大型トラック2.5台分の容量というダブル連結トラック=NLJ相模原センター

 日野自動車など20社が出資するネクスト・ロジスティクス・ジャパン(NLJ、東京都)が、「輸送シェアリング」の仕組みづくりを進めている。異業種の荷物を“混載”し、幹線道路を使って大量輸送。生産性を向上し、物流業界の課題であるドライバー不足を解消するのが狙いだ。トラック輸送の9割は“BtoB”の企業間物流。家庭に商品が届かないだけでなく、原料が運べず生産そのものができなくなることが危惧される中、同社の取り組みの現場を訪れた。

 「2024年問題だけではない」。同社が相模原センター(相模原市南区当麻)で行った報道関係者向けの説明会で、梅村幸生社長はこう強調した。

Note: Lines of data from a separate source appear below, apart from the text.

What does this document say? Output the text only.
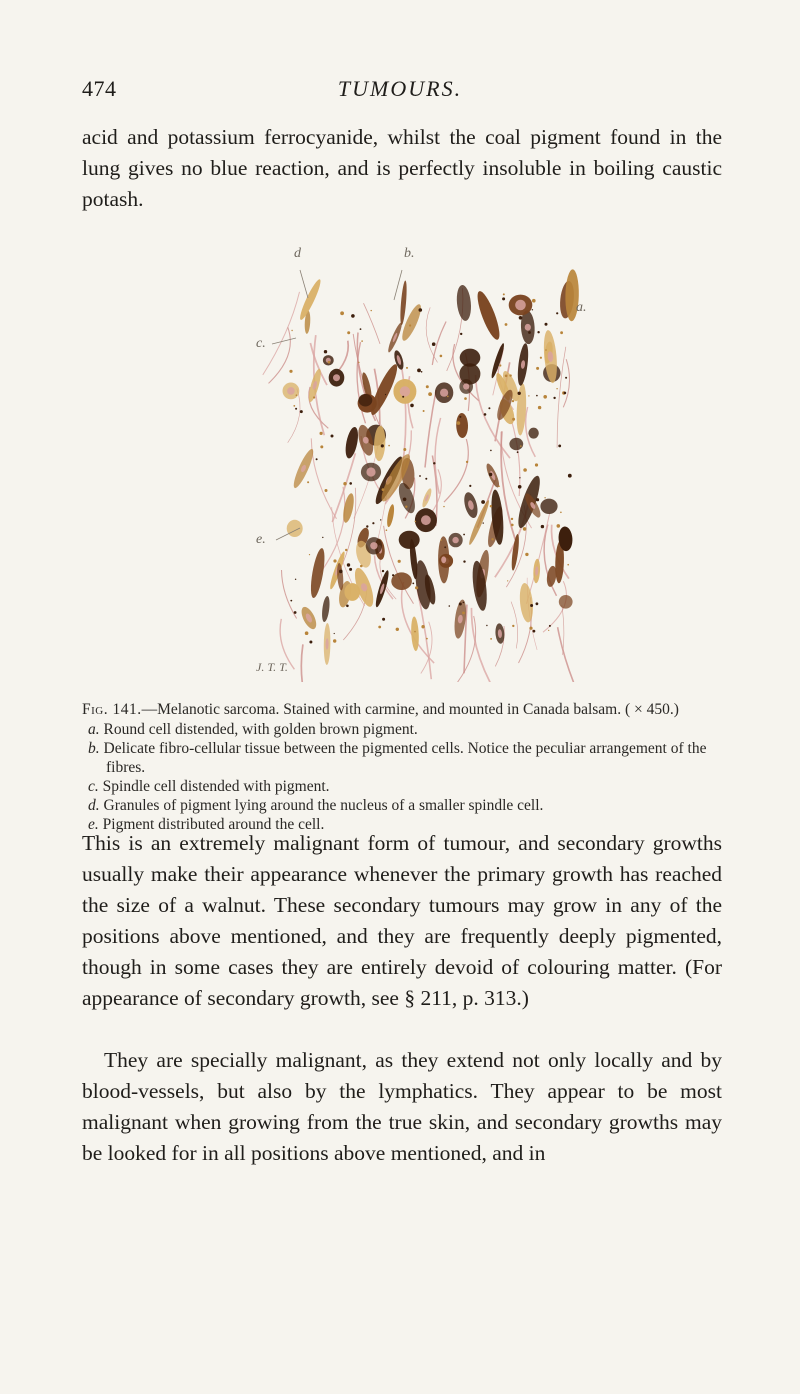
474	TUMOURS.

acid and potassium ferrocyanide, whilst the coal pigment found in the lung gives no blue reaction, and is perfectly insoluble in boiling caustic potash.

d	b.
a.
c.
e.
J. T. T.

Fig. 141.—Melanotic sarcoma. Stained with carmine, and mounted in Canada balsam. ( × 450.)

a. Round cell distended, with golden brown pigment.

b. Delicate fibro-cellular tissue between the pigmented cells. Notice the peculiar arrangement of the fibres.

c. Spindle cell distended with pigment.

d. Granules of pigment lying around the nucleus of a smaller spindle cell.

e. Pigment distributed around the cell.

This is an extremely malignant form of tumour, and secondary growths usually make their appearance whenever the primary growth has reached the size of a walnut. These secondary tumours may grow in any of the positions above mentioned, and they are frequently deeply pigmented, though in some cases they are entirely devoid of colouring matter. (For appearance of secondary growth, see § 211, p. 313.)

They are specially malignant, as they extend not only locally and by blood-vessels, but also by the lymphatics. They appear to be most malignant when growing from the true skin, and secondary growths may be looked for in all positions above mentioned, and in
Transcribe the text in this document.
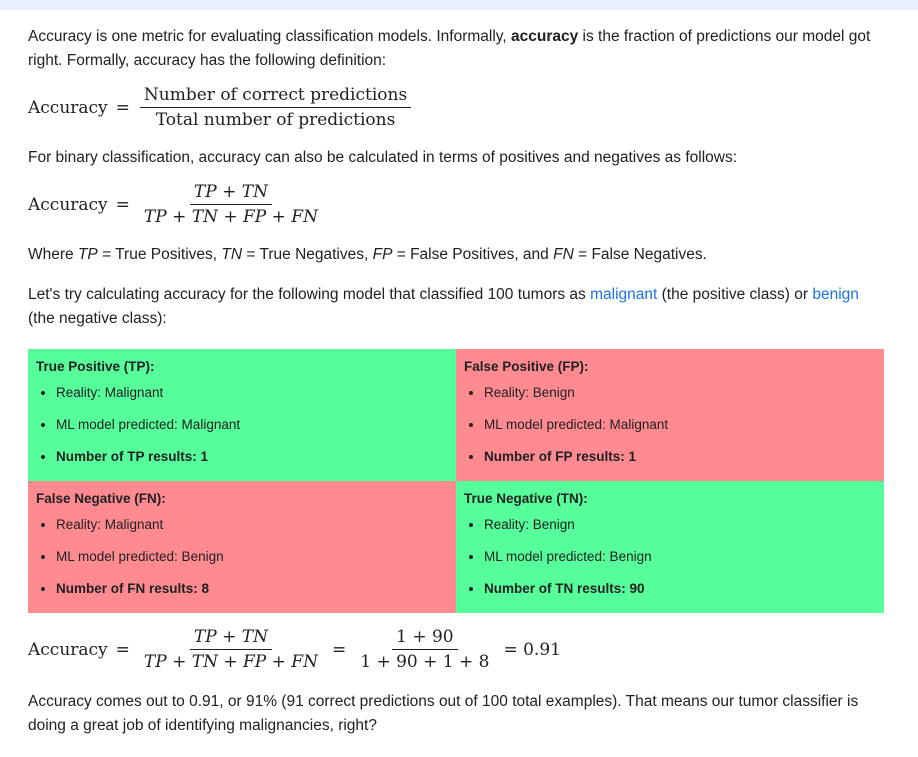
Accuracy is one metric for evaluating classification models. Informally, accuracy is the fraction of predictions our model got right. Formally, accuracy has the following definition:

Accuracy = $\frac{\text{Number of correct predictions}}{\text{Total number of predictions}}$

For binary classification, accuracy can also be calculated in terms of positives and negatives as follows:

Accuracy = $\frac{TP + TN}{TP + TN + FP + FN}$

Where TP = True Positives, TN = True Negatives, FP = False Positives, and FN = False Negatives.

Let's try calculating accuracy for the following model that classified 100 tumors as malignant (the positive class) or benign (the negative class):

True Positive (TP):
• Reality: Malignant
• ML model predicted: Malignant
• Number of TP results: 1
False Positive (FP):
• Reality: Benign
• ML model predicted: Malignant
• Number of FP results: 1
False Negative (FN):
• Reality: Malignant
• ML model predicted: Benign
• Number of FN results: 8
True Negative (TN):
• Reality: Benign
• ML model predicted: Benign
• Number of TN results: 90
Accuracy = $\frac{TP + TN}{TP + TN + FP + FN} = \frac{1 + 90}{1 + 90 + 1 + 8} = 0.91$

Accuracy comes out to 0.91, or 91% (91 correct predictions out of 100 total examples). That means our tumor classifier is doing a great job of identifying malignancies, right?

 国内の貨物輸送量(重量ベース)の約91%がトラック輸送。時間外労働時間を年間960時間とする上限規制が来春始まれば約14%の荷物が届かなくなるとの推計がある。だが、それは始まりに過ぎないという。

 かつてドライバーは「きついけれど稼げる仕事」だった。それが今は男性労働者の平均労働時間より2割長く働き、平均年収は2割低い。上限規制によって残業代が減り、賃金が上がらなければドライバー不足は加速し、30年には荷物の3分の1が運べなくなるとも推計される。

 そもそも960時間の月平均は80時間と過労死ラインで、いずれもっと規制が進む可能性が高い。

 そうした危機感からNLJは、日野自が2018年に設立。アサヒグループジャパン、日清食品ホールディングスなど大手企業が続々と出資に名乗り出た。出資しないまでも味の素や花王、富士フイルムなど計42の異業種企業がシェアリングに踏み出している。